Wobbling in and out of its narrative borders like a drunken sailor, the film details the last months of Camino Fernandez (Nerea Camacho), a young Spanish fifth-grader from Madrid whose sudden bouts of neck pain lead to the diagnosis of a tumour that soon mutates into a rare cancer. Her family is a devoutly religious one. Looming largest here is mother Gloria (Carme Elias), a seemingly sweet, loving woman superficially, but who may be harboring ulterior motives that are not exactly conducive to restoring her daughter’s health.
Camino’s father Jose (Mariano Venancio) is a caring, almost perfect, paternal figure, and a source of great comfort for her, but a man with a fatal flaw: he’s weak-willed, having seemingly forever bowed down to his wife’s wishes. This translates into little more than scant hollow words of advice and encouragement for Camino as her condition deteriorates, tangling her own faith in confusion as she tries to assimilate God’s motives with the ailment afflicting her failing body.
Camino has an older sister, Nuria (Manuela Velles), who she rarely sees. The circumstances of Nuria’s strange life are only partially explained but it seems she left home at 18 to live in a home with numerous young people of her age. They are now effectually sequestered as “numeraries” in a regimented Pamplona household ruled by a branch of the Opus Dei sect of the Catholic Church.

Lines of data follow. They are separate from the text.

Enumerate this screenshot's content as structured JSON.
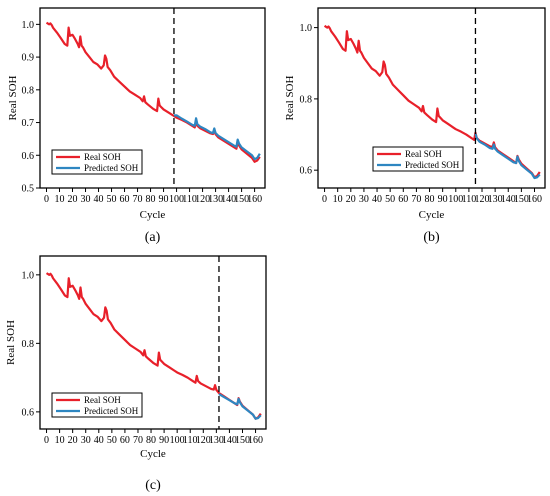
{
  "chart_data": [
    {
      "type": "line",
      "panel": "a",
      "caption": "(a)",
      "xlabel": "Cycle",
      "ylabel": "Real SOH",
      "xlim": [
        -5,
        168
      ],
      "ylim": [
        0.5,
        1.05
      ],
      "xticks": [
        0,
        10,
        20,
        30,
        40,
        50,
        60,
        70,
        80,
        90,
        100,
        110,
        120,
        130,
        140,
        150,
        160
      ],
      "yticks": [
        0.5,
        0.6,
        0.7,
        0.8,
        0.9,
        1.0
      ],
      "ytick_labels": [
        "0.5",
        "0.6",
        "0.7",
        "0.8",
        "0.9",
        "1.0"
      ],
      "split_cycle": 98,
      "legend_position": "bottom-left",
      "legend": [
        "Real SOH",
        "Predicted SOH"
      ],
      "series": [
        {
          "name": "Real SOH",
          "color": "#e8202a",
          "x": [
            0,
            2,
            3,
            4,
            5,
            8,
            11,
            14,
            16,
            17,
            18,
            20,
            22,
            24,
            25,
            26,
            27,
            28,
            30,
            33,
            36,
            39,
            42,
            44,
            45,
            46,
            47,
            49,
            52,
            56,
            60,
            64,
            68,
            72,
            74,
            75,
            76,
            78,
            82,
            85,
            86,
            87,
            88,
            90,
            94,
            98,
            100,
            104,
            108,
            112,
            114,
            115,
            116,
            118,
            122,
            126,
            128,
            129,
            130,
            132,
            136,
            140,
            144,
            146,
            147,
            148,
            150,
            154,
            158,
            160,
            162,
            164
          ],
          "y": [
            1.005,
            1.0,
            1.003,
            0.998,
            0.99,
            0.975,
            0.958,
            0.94,
            0.935,
            0.99,
            0.965,
            0.968,
            0.955,
            0.94,
            0.93,
            0.963,
            0.935,
            0.93,
            0.915,
            0.9,
            0.885,
            0.878,
            0.865,
            0.875,
            0.905,
            0.895,
            0.87,
            0.86,
            0.84,
            0.825,
            0.81,
            0.795,
            0.785,
            0.775,
            0.765,
            0.78,
            0.762,
            0.755,
            0.742,
            0.735,
            0.773,
            0.752,
            0.748,
            0.74,
            0.73,
            0.72,
            0.715,
            0.708,
            0.7,
            0.69,
            0.685,
            0.705,
            0.69,
            0.683,
            0.675,
            0.667,
            0.665,
            0.678,
            0.664,
            0.655,
            0.645,
            0.635,
            0.625,
            0.62,
            0.64,
            0.63,
            0.618,
            0.605,
            0.592,
            0.58,
            0.584,
            0.595
          ]
        },
        {
          "name": "Predicted SOH",
          "color": "#2e86c1",
          "x": [
            98,
            100,
            104,
            108,
            112,
            114,
            115,
            116,
            118,
            122,
            126,
            128,
            129,
            130,
            132,
            136,
            140,
            144,
            146,
            147,
            148,
            150,
            154,
            158,
            160,
            162,
            164
          ],
          "y": [
            0.722,
            0.722,
            0.712,
            0.703,
            0.693,
            0.69,
            0.713,
            0.695,
            0.688,
            0.68,
            0.67,
            0.668,
            0.682,
            0.668,
            0.66,
            0.65,
            0.64,
            0.63,
            0.626,
            0.648,
            0.636,
            0.624,
            0.612,
            0.6,
            0.588,
            0.592,
            0.605
          ]
        }
      ]
    },
    {
      "type": "line",
      "panel": "b",
      "caption": "(b)",
      "xlabel": "Cycle",
      "ylabel": "Real SOH",
      "xlim": [
        -5,
        168
      ],
      "ylim": [
        0.55,
        1.055
      ],
      "xticks": [
        0,
        10,
        20,
        30,
        40,
        50,
        60,
        70,
        80,
        90,
        100,
        110,
        120,
        130,
        140,
        150,
        160
      ],
      "yticks": [
        0.6,
        0.8,
        1.0
      ],
      "ytick_labels": [
        "0.6",
        "0.8",
        "1.0"
      ],
      "split_cycle": 115,
      "legend_position": "bottom-center",
      "legend": [
        "Real SOH",
        "Predicted SOH"
      ],
      "series": [
        {
          "name": "Real SOH",
          "color": "#e8202a",
          "x": [
            0,
            2,
            3,
            4,
            5,
            8,
            11,
            14,
            16,
            17,
            18,
            20,
            22,
            24,
            25,
            26,
            27,
            28,
            30,
            33,
            36,
            39,
            42,
            44,
            45,
            46,
            47,
            49,
            52,
            56,
            60,
            64,
            68,
            72,
            74,
            75,
            76,
            78,
            82,
            85,
            86,
            87,
            88,
            90,
            94,
            98,
            100,
            104,
            108,
            112,
            114,
            115,
            116,
            118,
            122,
            126,
            128,
            129,
            130,
            132,
            136,
            140,
            144,
            146,
            147,
            148,
            150,
            154,
            158,
            160,
            162,
            164
          ],
          "y": [
            1.005,
            1.0,
            1.003,
            0.998,
            0.99,
            0.975,
            0.958,
            0.94,
            0.935,
            0.99,
            0.965,
            0.968,
            0.955,
            0.94,
            0.93,
            0.963,
            0.935,
            0.93,
            0.915,
            0.9,
            0.885,
            0.878,
            0.865,
            0.875,
            0.905,
            0.895,
            0.87,
            0.86,
            0.84,
            0.825,
            0.81,
            0.795,
            0.785,
            0.775,
            0.765,
            0.78,
            0.762,
            0.755,
            0.742,
            0.735,
            0.773,
            0.752,
            0.748,
            0.74,
            0.73,
            0.72,
            0.715,
            0.708,
            0.7,
            0.69,
            0.685,
            0.705,
            0.69,
            0.683,
            0.675,
            0.667,
            0.665,
            0.678,
            0.664,
            0.655,
            0.645,
            0.635,
            0.625,
            0.62,
            0.64,
            0.63,
            0.618,
            0.605,
            0.592,
            0.58,
            0.584,
            0.595
          ]
        },
        {
          "name": "Predicted SOH",
          "color": "#2e86c1",
          "x": [
            115,
            116,
            118,
            122,
            126,
            128,
            129,
            130,
            132,
            136,
            140,
            144,
            146,
            147,
            148,
            150,
            154,
            158,
            160,
            162,
            164
          ],
          "y": [
            0.702,
            0.69,
            0.68,
            0.672,
            0.662,
            0.66,
            0.672,
            0.66,
            0.652,
            0.642,
            0.632,
            0.622,
            0.62,
            0.638,
            0.626,
            0.614,
            0.602,
            0.59,
            0.578,
            0.58,
            0.588
          ]
        }
      ]
    },
    {
      "type": "line",
      "panel": "c",
      "caption": "(c)",
      "xlabel": "Cycle",
      "ylabel": "Real SOH",
      "xlim": [
        -5,
        168
      ],
      "ylim": [
        0.55,
        1.055
      ],
      "xticks": [
        0,
        10,
        20,
        30,
        40,
        50,
        60,
        70,
        80,
        90,
        100,
        110,
        120,
        130,
        140,
        150,
        160
      ],
      "yticks": [
        0.6,
        0.8,
        1.0
      ],
      "ytick_labels": [
        "0.6",
        "0.8",
        "1.0"
      ],
      "split_cycle": 132,
      "legend_position": "bottom-left",
      "legend": [
        "Real SOH",
        "Predicted SOH"
      ],
      "series": [
        {
          "name": "Real SOH",
          "color": "#e8202a",
          "x": [
            0,
            2,
            3,
            4,
            5,
            8,
            11,
            14,
            16,
            17,
            18,
            20,
            22,
            24,
            25,
            26,
            27,
            28,
            30,
            33,
            36,
            39,
            42,
            44,
            45,
            46,
            47,
            49,
            52,
            56,
            60,
            64,
            68,
            72,
            74,
            75,
            76,
            78,
            82,
            85,
            86,
            87,
            88,
            90,
            94,
            98,
            100,
            104,
            108,
            112,
            114,
            115,
            116,
            118,
            122,
            126,
            128,
            129,
            130,
            132,
            136,
            140,
            144,
            146,
            147,
            148,
            150,
            154,
            158,
            160,
            162,
            164
          ],
          "y": [
            1.005,
            1.0,
            1.003,
            0.998,
            0.99,
            0.975,
            0.958,
            0.94,
            0.935,
            0.99,
            0.965,
            0.968,
            0.955,
            0.94,
            0.93,
            0.963,
            0.935,
            0.93,
            0.915,
            0.9,
            0.885,
            0.878,
            0.865,
            0.875,
            0.905,
            0.895,
            0.87,
            0.86,
            0.84,
            0.825,
            0.81,
            0.795,
            0.785,
            0.775,
            0.765,
            0.78,
            0.762,
            0.755,
            0.742,
            0.735,
            0.773,
            0.752,
            0.748,
            0.74,
            0.73,
            0.72,
            0.715,
            0.708,
            0.7,
            0.69,
            0.685,
            0.705,
            0.69,
            0.683,
            0.675,
            0.667,
            0.665,
            0.678,
            0.664,
            0.655,
            0.645,
            0.635,
            0.625,
            0.62,
            0.64,
            0.63,
            0.618,
            0.605,
            0.592,
            0.58,
            0.584,
            0.595
          ]
        },
        {
          "name": "Predicted SOH",
          "color": "#2e86c1",
          "x": [
            132,
            136,
            140,
            144,
            146,
            147,
            148,
            150,
            154,
            158,
            160,
            162,
            164
          ],
          "y": [
            0.652,
            0.643,
            0.634,
            0.625,
            0.622,
            0.638,
            0.628,
            0.616,
            0.604,
            0.592,
            0.58,
            0.582,
            0.59
          ]
        }
      ]
    }
  ]
}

Camino is a deeply unsettling film at times. A revelatory flashback is central to how audience allegiances will ultimately be swayed in one direction: Camino re-lives, through a dream, an episode from her childhood is which she awoke to find her mother cradling her dead baby brother, Gloria responding with a beatific smile that the child wanted to return home to Jesus. It’s a strikingly creepy moment, creating a lasting impression of a fervent religious devotion that borders on insanity.
What is most riling is the odious insistence of Camino’s mother that her illness is occurring because God loves her. When confronted with the debilitating strain her family has been placed under she returns serve with her steadfast proclamation of wishing to “thank Him every day for her daughter’s illness”, hoping eventually for an unlikely canonization, the ultimate reinforcement of her reverence and unwavering piousness. Almost as infuriating is Jose's failure to react and prevent Gloria's poisonous cloak of Godly justification from engulfing them all.
Moments of magical realism are often potently contrasted with the harmful levels of subtle constriction established by Gloria in her rule over the family. Camino’s dreams are often frightening, sometimes shedding distressing light on her present and past lives, but they can be freeing too, such as when a playful mouse - the one her mother forlornly attempts to snare in their pantry - and Mr. Meebles, a wise old sage from a secondhand book, enter the fray of her wild imagination.
Where Fesser’s visually polished film fails is in its handling of the wildly overlapping tones. Never settling into a consistent rhythm, Camino veers from trepidation to whimsy, and from austerity to absurdity at a second’s notice. The overall effect detracts from any cohesive, rational sense Fesser is aiming for in his re-imagining of this girl’s tragic final months of life.
This is especially true during the protracted final stage as Camino's final throes are intrinsically linked - almost supernaturally - to a school drama club's performance of Cinderella which she dreamed of being a part of. The ecclesiastical music is over-reaching to the point where you suspect the line between valid support and mockery is being breached.
The experience of watching Camino for all of its 140 minutes is likely to induce exultant joy and a smattering of teary moments. But what lingers most is the anger at the controversial means of propagating God’s divine will that Camino’s mother uses to enact some form of spiritual sanctification for her daughter in preference to saving her from maximum harm.
This is ultimately a compelling, and on some levels, daring film. It's an emotionally-charged one too, loaded with both wondrous and disturbing imagery. Forced into a final judgement, I’d have to classify it as a failure however, but there’s no disputing that it’s an intriguing, fascinating one, sure to provoke vigorous debate.
Camino has just been released on DVD by Madman Entertainment.